Brouillette R T, Morielli A, Leimanis A, Waters K A, Luciano R, Ducharme F M
Department of Pediatrics, Montreal Children's Hospital, McGill University, Montreal, Canada.
Pediatrics. 2000 Feb;105(2):405-12. doi: 10.1542/peds.105.2.405.
To determine the utility of pulse oximetry for diagnosis of obstructive sleep apnea (OSA) in children.
We performed a cross-sectional study of 349 patients referred to a pediatric sleep laboratory for possible OSA. A mixed/obstructive apnea/hypopnea index (MOAHI) greater than or equal to 1 on nocturnal polysomnography (PSG) defined OSA. A sleep laboratory physician read nocturnal oximetry trend and event graphs, blinded to clinical and polysomnographic results. Likelihood ratios were used to determine the change in probability of having OSA before and after oximetry results were known.
Of 349 patients, 210 (60%) had OSA as defined polysomnographically. Oximetry trend graphs were classified as positive for OSA in 93 and negative or inconclusive in 256 patients. Of the 93 oximetry results read as positive, PSG confirmed OSA in 90 patients. A positive oximetry trend graph had a likelihood ratio of 19.4, increasing the probability of having OSA from 60% to 97%. The median MOAHI of children with a positive oximetry result was 16.4 (7.5, 30.2). The 3 false-positive oximetry results were all in the subgroup of 92 children who had diagnoses other than adenotonsillar hypertrophy that might have affected breathing during sleep. A negative or inconclusive oximetry result had a likelihood ratio of.58, decreasing the probability of having OSA from 60% to 47%. Interobserver reliability for oximetry readings was very good to excellent (kappa =.80).
In the setting of a child suspected of having OSA, a positive nocturnal oximetry trend graph has at least a 97% positive predictive value. Oximetry could: 1) be the definitive diagnostic test for straightforward OSA attributable to adenotonsillar hypertrophy in children older than 12 months of age, or 2) quickly and inexpensively identify children with a history suggesting sleep-disordered breathing who would require PSG to elucidate the type and severity. A negative oximetry result cannot be used to rule out OSA.
确定脉搏血氧饱和度测定法在儿童阻塞性睡眠呼吸暂停(OSA)诊断中的效用。
我们对349名因可能患有OSA而被转诊至儿科睡眠实验室的患者进行了一项横断面研究。夜间多导睡眠图(PSG)显示混合/阻塞性呼吸暂停/低通气指数(MOAHI)大于或等于1定义为OSA。一名睡眠实验室医生在不知晓临床和多导睡眠图结果的情况下阅读夜间血氧饱和度测定趋势图和事件图。似然比用于确定在知晓血氧饱和度测定结果前后患OSA概率的变化。

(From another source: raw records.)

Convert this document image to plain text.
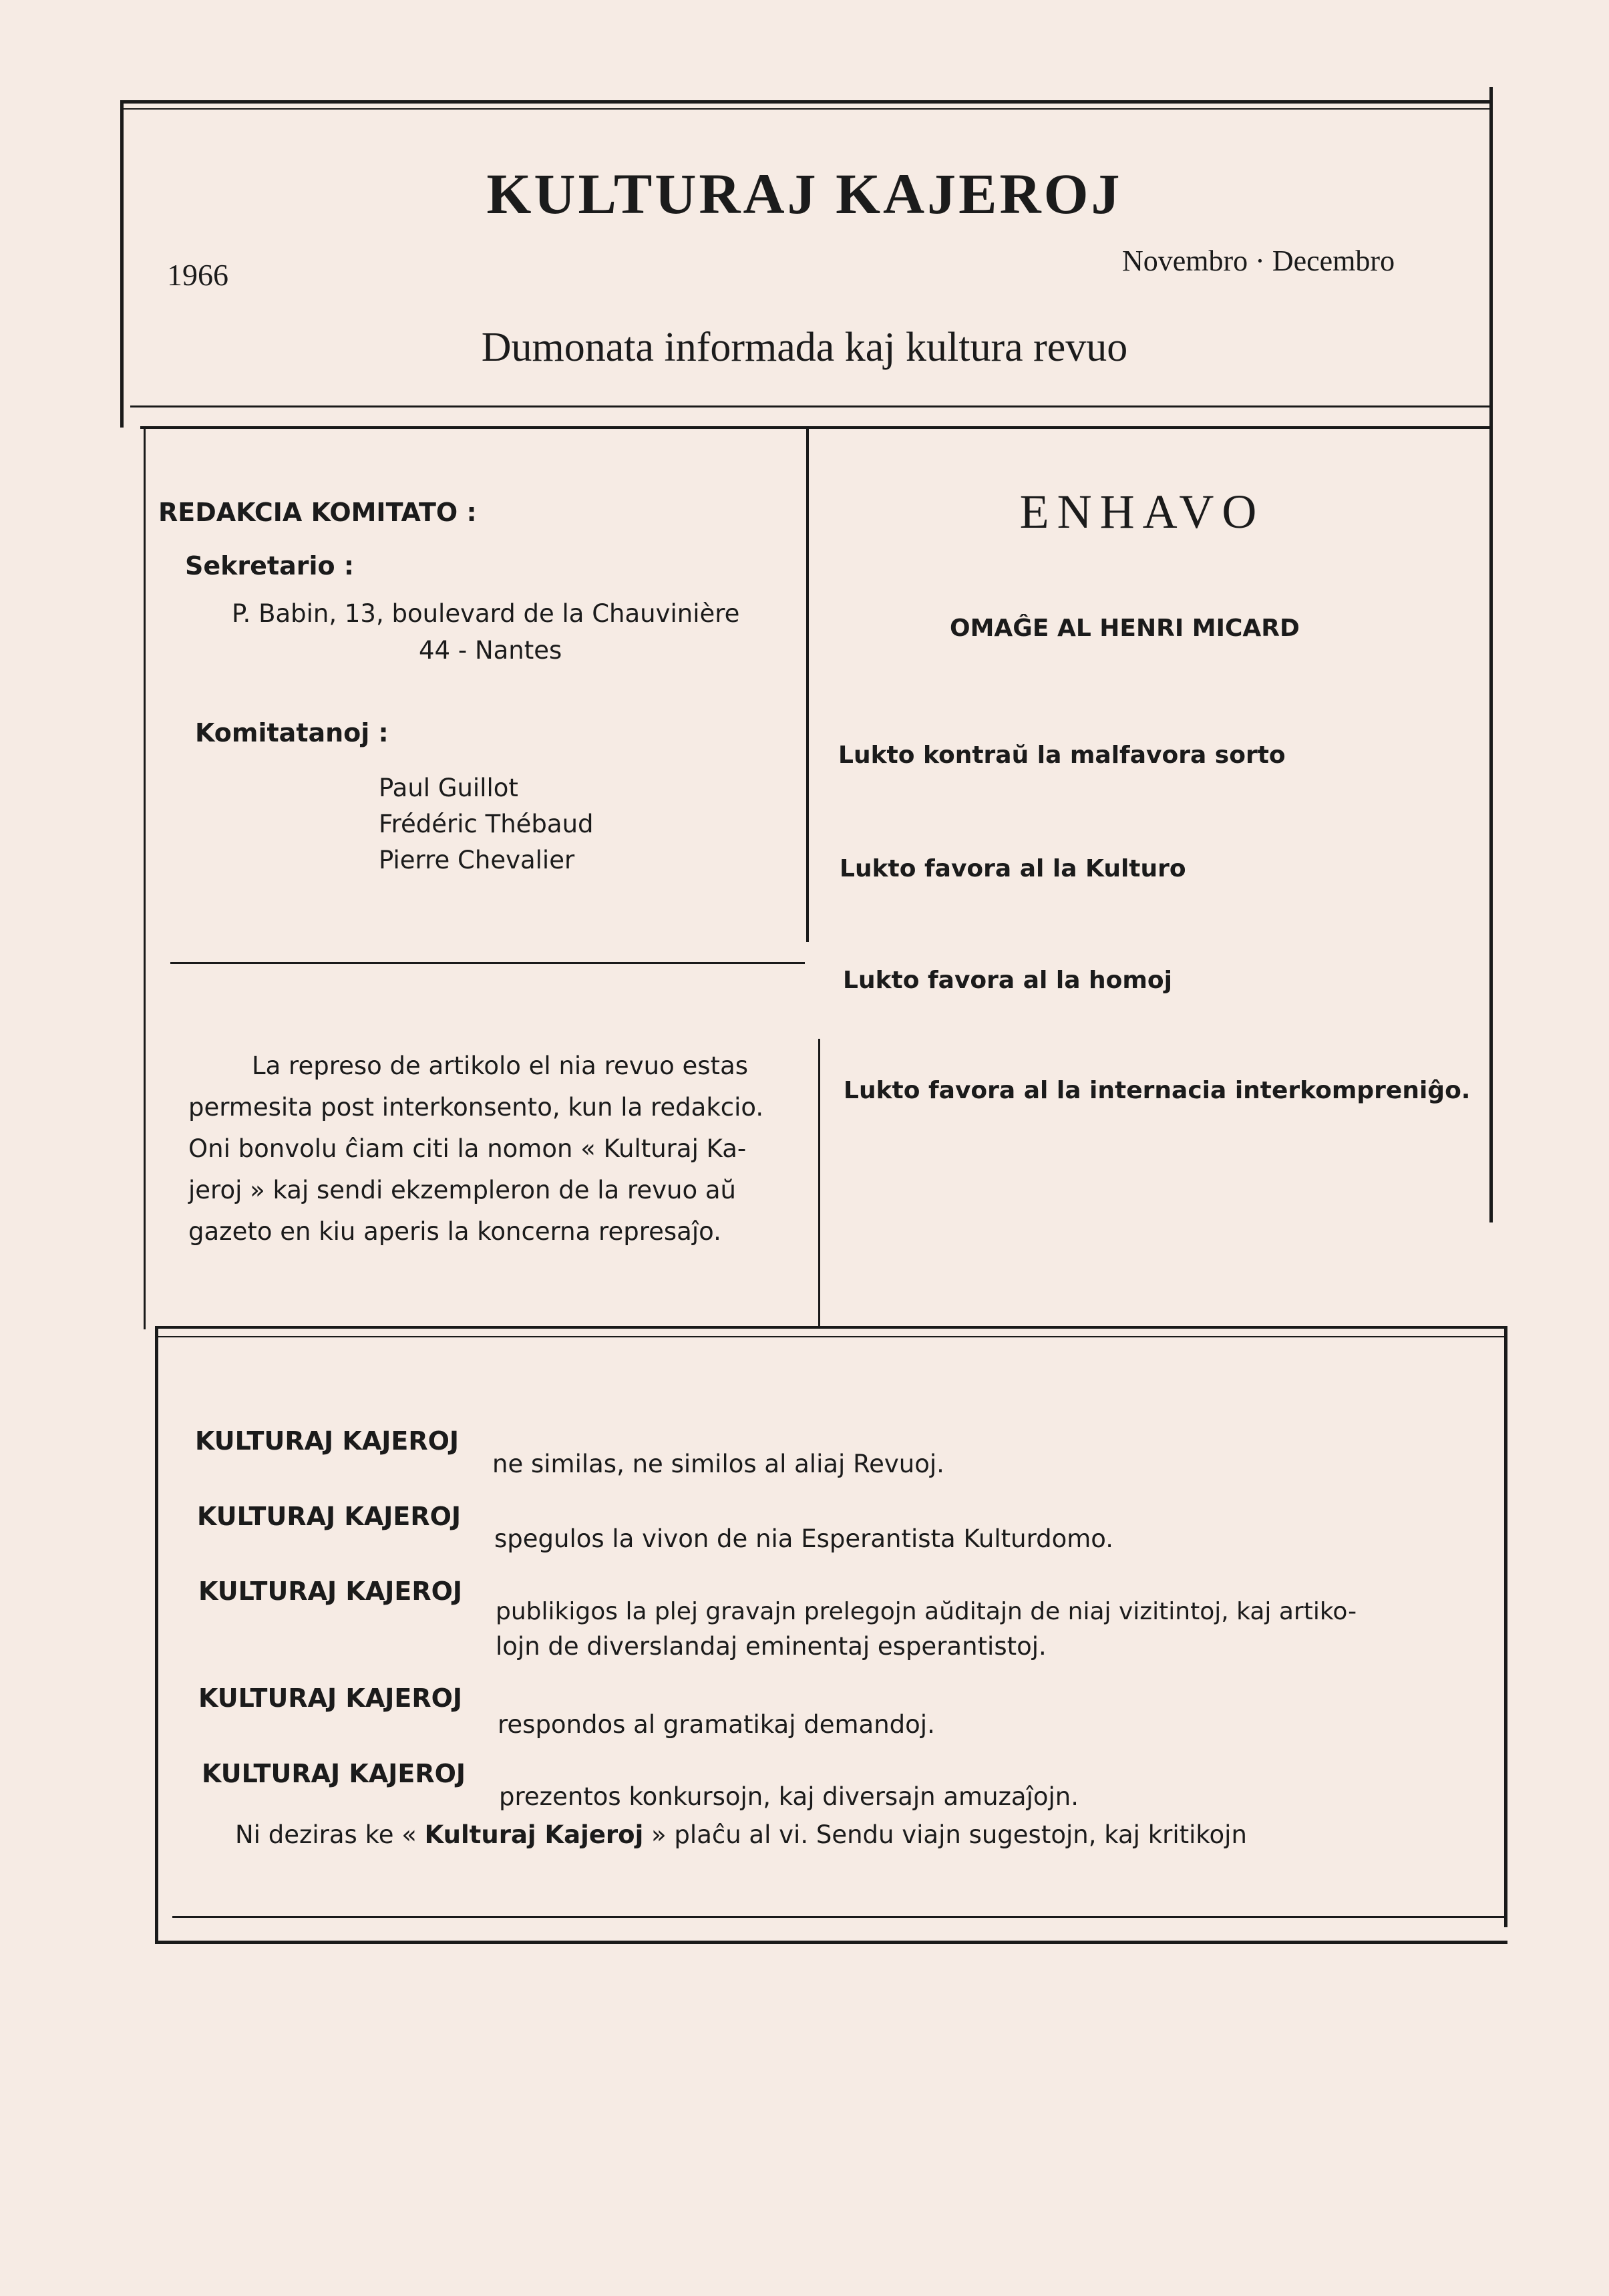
KULTURAJ KAJEROJ
1966	Novembro · Decembro
Dumonata informada kaj kultura revuo
REDAKCIA KOMITATO :
Sekretario :
P. Babin, 13, boulevard de la Chauvinière
44 - Nantes
Komitatanoj :
Paul Guillot
Frédéric Thébaud
Pierre Chevalier
La represo de artikolo el nia revuo estas
permesita post interkonsento, kun la redakcio.
Oni bonvolu ĉiam citi la nomon « Kulturaj Ka-
jeroj » kaj sendi ekzempleron de la revuo aŭ
gazeto en kiu aperis la koncerna represaĵo.
ENHAVO
OMAĜE AL HENRI MICARD
Lukto kontraŭ la malfavora sorto
Lukto favora al la Kulturo
Lukto favora al la homoj
Lukto favora al la internacia interkompreniĝo.
KULTURAJ KAJEROJ
ne similas, ne similos al aliaj Revuoj.
KULTURAJ KAJEROJ
spegulos la vivon de nia Esperantista Kulturdomo.
KULTURAJ KAJEROJ
publikigos la plej gravajn prelegojn aŭditajn de niaj vizitintoj, kaj artiko-
lojn de diverslandaj eminentaj esperantistoj.
KULTURAJ KAJEROJ
respondos al gramatikaj demandoj.
KULTURAJ KAJEROJ
prezentos konkursojn, kaj diversajn amuzaĵojn.
Ni deziras ke « Kulturaj Kajeroj » plaĉu al vi. Sendu viajn sugestojn, kaj kritikojn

在349名患者中,210名(60%)经多导睡眠图定义患有OSA。血氧饱和度测定趋势图在93名患者中被分类为OSA阳性,在256名患者中为阴性或不确定。在93名血氧饱和度测定结果为阳性的患者中,PSG证实90名患者患有OSA。血氧饱和度测定趋势图阳性的似然比为19.4,将患OSA的概率从60%提高到97%。血氧饱和度测定结果为阳性的儿童的MOAHI中位数为16.4(7.5,30.2)。3例假阳性的血氧饱和度测定结果均在92名患有除腺样体扁桃体肥大以外可能影响睡眠期间呼吸的其他疾病的儿童亚组中。血氧饱和度测定结果为阴性或不确定的似然比为0.58,将患OSA的概率从60%降低到47%。血氧饱和度测定读数的观察者间可靠性非常好至极好(kappa = 0.80)。
在怀疑患有OSA的儿童中,夜间血氧饱和度测定趋势图阳性的阳性预测值至少为97%。血氧饱和度测定法可以:1)作为12个月以上儿童因腺样体扁桃体肥大导致的单纯性OSA的确定性诊断测试,或者2)快速且低成本地识别有睡眠呼吸障碍病史的儿童,这些儿童需要PSG来阐明类型和严重程度。血氧饱和度测定结果为阴性不能用于排除OSA。